Collecting Civil War memorabilia can be an affordable hobby. Unlike artifacts, and Civil War gear, memorabilia encompasses modern items that commemorate the war, as well as vintage items from that time period. Memorabilia includes books, magazines, and calendars, as well as old photographs, artwork, journals, and other types of ephemera.
What Is Civil War Memorabilia
The Civil War is a wide category, indeed. Some of the sub-categories that would be included in it are:
- Sale papers
- Manumission papers
- Other documents associated with slavery
- Certificates of Freedom
- Slave tags
- Black Americana posters, postcards, ads and such
- Segregation signs
- Civil War art
- Antique lithographs
- Illustrations from vintage sources
- Limited edition prints from well known, modern military artists
- Authors and other important historic figures of the time
- Requisition forms
- Military documents
- Postage Stamps
- Post Cards
This is by no means an all inclusive list. It is merely a place to begin considering what to collect. A number of modern objects could also be considered memorabilia from the Civil War, such as:
- Unique teapots commemorating the Civil War
- Books about the Civil War
- Prints and artwork
- Calendars, both from the Civil War era and modern
- Collectible figurines
- Collectible games, such as chess, with Civil War figures
Civil War memorabilia continues to be a highly sought after collectible. It is such an important turning point in American history that the items remain meaningful to many people. The prices of these vintage objects at auction often reach incredible amounts:
- The terms of surrender, signed by Robert E. Lee, went for $537,750.
- Photograph album from the Civil War was auctioned for over $77,000.00.
- A Confederate flag was sold for over $179,000.00
These prices will only go up as Civil War items become harder to find. Items with a known history are especially valuable. For example, if you had a collection of letters from a Union soldier, as well as his photograph and a button from his uniform, the value of the collection would be much more than the value of the individual pieces added together. If it was from an ancestor of yours the value would go up even more. Try to get as much information as possible on the background of the pieces you find.
How to Begin Collecting Memorabilia
There are dangers in collecting any type of memorabilia and the Civil War era antiques are no exception. The market is flooded with items that are fakes and forgeries so let the buyer beware. There are a few things you can do to ensure that you are getting what you pay for:
- Collect a small genre of things. For example, collect only stamps, or flags, or photographs, or whatever you are interested in. By choosing to start small you will better be able to learn and research your collection. This way, you will be able to spot fakes more easily. As you learn more about the items and are more confident you can expand your collections to other categories.
- Get a Certificate of Authenticity whenever possible.
- Talk to other collectors.
- Go to trade shows, antique auctions and anywhere else that you can touch, and examine, Civil War memorabilia.
- Visit Civil War museums.
- Get a collectible price guide such as, Civil War Collector's Guide for Paper Memorabilia by Alan Charles Phillips, to keep up with prices and current information.

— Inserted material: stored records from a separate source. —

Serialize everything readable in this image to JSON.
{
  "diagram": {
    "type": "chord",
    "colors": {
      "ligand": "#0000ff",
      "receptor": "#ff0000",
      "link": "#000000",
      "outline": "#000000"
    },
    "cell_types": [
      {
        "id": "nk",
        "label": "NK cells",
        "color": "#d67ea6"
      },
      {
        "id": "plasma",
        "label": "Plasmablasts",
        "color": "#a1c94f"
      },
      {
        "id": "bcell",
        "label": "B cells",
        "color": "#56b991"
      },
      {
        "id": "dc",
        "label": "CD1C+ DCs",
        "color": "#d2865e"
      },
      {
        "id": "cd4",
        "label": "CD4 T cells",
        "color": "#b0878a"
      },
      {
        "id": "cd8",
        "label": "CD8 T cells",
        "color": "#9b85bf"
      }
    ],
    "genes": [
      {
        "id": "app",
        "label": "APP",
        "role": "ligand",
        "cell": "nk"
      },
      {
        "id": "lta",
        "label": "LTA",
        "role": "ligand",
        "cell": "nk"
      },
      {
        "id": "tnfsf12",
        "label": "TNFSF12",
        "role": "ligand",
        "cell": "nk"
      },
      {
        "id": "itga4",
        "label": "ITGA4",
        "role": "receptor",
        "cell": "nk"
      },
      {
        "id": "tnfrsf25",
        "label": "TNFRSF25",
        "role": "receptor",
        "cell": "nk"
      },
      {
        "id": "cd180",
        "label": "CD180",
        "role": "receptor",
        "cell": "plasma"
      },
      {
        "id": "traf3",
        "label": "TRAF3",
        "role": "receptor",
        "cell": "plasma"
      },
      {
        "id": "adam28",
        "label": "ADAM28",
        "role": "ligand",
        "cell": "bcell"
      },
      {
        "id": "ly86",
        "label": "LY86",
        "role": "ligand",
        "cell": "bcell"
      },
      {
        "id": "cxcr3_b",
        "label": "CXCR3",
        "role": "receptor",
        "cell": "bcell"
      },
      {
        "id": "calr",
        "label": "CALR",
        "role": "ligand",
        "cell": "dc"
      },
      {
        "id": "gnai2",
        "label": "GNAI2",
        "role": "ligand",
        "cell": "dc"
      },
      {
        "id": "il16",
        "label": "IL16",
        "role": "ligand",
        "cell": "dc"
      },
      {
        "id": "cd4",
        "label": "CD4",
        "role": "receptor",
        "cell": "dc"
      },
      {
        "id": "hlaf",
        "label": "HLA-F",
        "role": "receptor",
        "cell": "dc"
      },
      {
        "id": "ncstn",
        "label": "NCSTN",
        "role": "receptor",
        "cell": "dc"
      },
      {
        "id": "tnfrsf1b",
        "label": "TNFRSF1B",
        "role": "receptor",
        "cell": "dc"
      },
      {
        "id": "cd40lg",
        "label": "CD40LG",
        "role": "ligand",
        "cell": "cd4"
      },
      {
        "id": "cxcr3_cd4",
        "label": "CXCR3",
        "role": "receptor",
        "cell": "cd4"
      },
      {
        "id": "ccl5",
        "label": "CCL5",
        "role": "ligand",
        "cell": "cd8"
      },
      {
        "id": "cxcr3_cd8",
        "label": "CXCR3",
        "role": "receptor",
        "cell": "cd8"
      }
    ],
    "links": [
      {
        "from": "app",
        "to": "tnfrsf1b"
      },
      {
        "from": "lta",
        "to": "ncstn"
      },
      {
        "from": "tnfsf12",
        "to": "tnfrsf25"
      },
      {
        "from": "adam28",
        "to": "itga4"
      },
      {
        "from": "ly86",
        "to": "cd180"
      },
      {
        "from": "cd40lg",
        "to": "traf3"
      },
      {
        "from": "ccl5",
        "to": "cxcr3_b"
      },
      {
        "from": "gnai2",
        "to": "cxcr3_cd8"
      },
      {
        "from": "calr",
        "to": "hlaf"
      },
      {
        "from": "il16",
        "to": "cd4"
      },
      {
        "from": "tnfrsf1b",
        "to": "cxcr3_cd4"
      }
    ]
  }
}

Finding Civil War Collectibles
While living near an old war field can be handy, the majority of items that are authentic collectible civil war items can be purchased in antique stores, on eBay and from fellow collectors. Serious collectors will rarely buy dug items though, since it is considered raiding someone's grave. Online auctions usually list items as either dug, or non-dug, so that collectors know where the items have come from. Most authentic items on the market that are in good condition usually come from families that have been collectors for generations or had a family member that served in the War Between the States.
Places to find authentic Civil War gear include the following:
Resources on the Internet
There are many resources on the Internet where you can view memorabilia, or buy it. You can talk with others who collect it on chat boards, or find the value of an object. Collecting is always more fun when you have someone to share your excitement with.
To get the most enjoyment from your collectible memorabilia be sure to display it properly, and in a way that will protect it from sunlight, dust and fingerprints. Glass front cabinets, glass top tables and special photograph albums with acid free papers are examples of ways that these fascinating pieces of history can be displayed. Small vignettes can be created for more sturdy pieces of memorabilia.
By collecting these wonderful pieces of history, you are preserving the past for the future.